Interesting contrast. I like attempts to relate different techniques like this. I helps us get to the bottom of what is missing.
But I’m confused when you say dissimilarity is rare in raw data, while similarity is rare in generalized data. Don’t dissimilarity and similarity come to the same thing? Aren’t they just different values on a similarity scale?
Maybe you could argue dissimilarity and similarity are qualitatively different. Is zero similarity the same as dissimilarity? Or does dissimilarity only start with negative values of similarity? It’s an interesting question. How is negative similarity different to zero similarity? If two things are completely different (zero similarity?) how does the difference then increase yet more, to make them negatively similar?

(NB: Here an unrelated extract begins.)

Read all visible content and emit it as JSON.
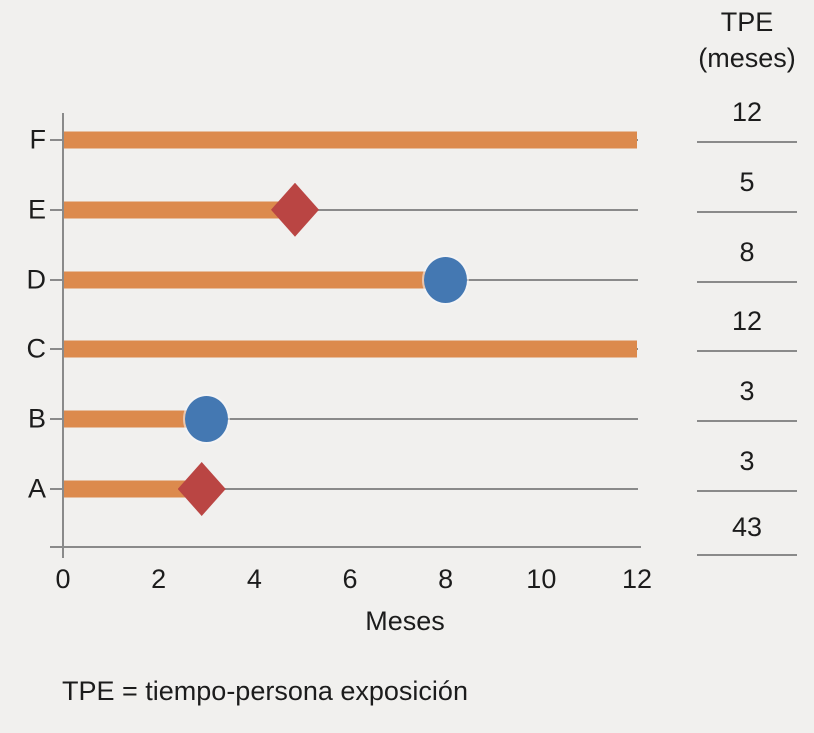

I think the contrast you are really reaching for is that the similarity measure to use for images is obvious. It’s just light intensity. But it is less obvious for language. What qualifies as “edges” in language data is less clear. What defines the “edge” between one phrase and another? Not obvious! (HTM struggled for years with this. It still struggles AFAIK. It seems still stuck on vague ideas about prediction failing and columns bursting…)
I think that maps to my comment in one of my posts that historically ANN research just didn’t know what definition of “similarity” to use in many problems:
I think the content of the contrast you are trying to make is that the similarity measure is more obvious for images.
So, no need to contrast “dissimilarity” and similarity. The contrast you are really reaching for is between obvious similarity measures, and less obvious similarity measures.
Transformers have to train to find what to “attend” to for their similarity measures. For language the similarity measure is less obvious. That was the revolution of “attention”. It allowed similarity measures to reach back along a sequence to find what to “attend” to when defining “similarity”. There is no “attention” equivalent in CNNs. The contrast is light intensity. It’s built in.
I would say the real revolution for transformers is that they allow the system to search for the right similarity measure to use. And they do this by making similarity subordinate to prediction. Prediction is an obvious measure to use for language, because language is a clear sequence.
Language leads us to sequence and prediction as a foundation for “objects”. I think that’s the advance of transformers. (Not some regressive idea being pushed by Le Cunn about language being niche data so we have to go back to CNNs for the real world… Sheesh, everyone wants to go back to the last thing they were doing when they don’t know how to move forward. Some want to go back to Bayes, Le Cunn wants to go back to CNNs? :-b )
In transformers “similarity” is no longer the base measure for what defines an “object”. That solves the dilemma that no-one knew what measure of similarity to use for problems other than images. The base measure for what defines an object becomes prediction.
So I think the best way to contrast CNNs and transformers might be that CNNs are based on ad-hoc defined similarity gradients, for problems where an ad-hoc similarity gradient seems obvious. While transformers are based on prediction. And prediction allows a more generalized definition of “similarity” (trained using “attention”), and more generalized similarity gradients.
I actually think we could do a “prediction” based system for images. And that might improve on CNN performance for images too. (Perhaps that happens already. Are transformers already achieving better results than CNNs for images?)
Of course I think the real pay dirt comes when you allow these new, prediction based similarity metrics, to vary dynamically. So that’s another step away from CNNs. In that context you could view our progress as follows:
- CNNs require a human specified measure of “similarity”. Works OK for images.
- Transformers allow us to take a step back from “similarity” to use prediction as the more fundamental definition of an object, which allows us to search (“attention”) for the best similarity measure. Works better.
- I say the next step forward is to take a step back from static prediction measures, and use dynamic prediction measures. (So from “similarity”, to “prediction”, to “dynamic prediction”. Moving from “similarity” to prediction allows the similarity measure to become dynamic like this, not only the product of something else, but dynamically the product of something else.)
But I do like that you’re relating CNNs and transformers in terms of the energy surfaces they rely on. Both coming down to…
I just ask, why do we assume the matrix product is static and not dynamic?
(Sorry to push my agenda into your thread! I was just intrigued by your contrast of “dissimilar” and similar! To summarize again, I think the contrast CNN/transformer you were looking for is between apparent similarity and prediction derived similarity.)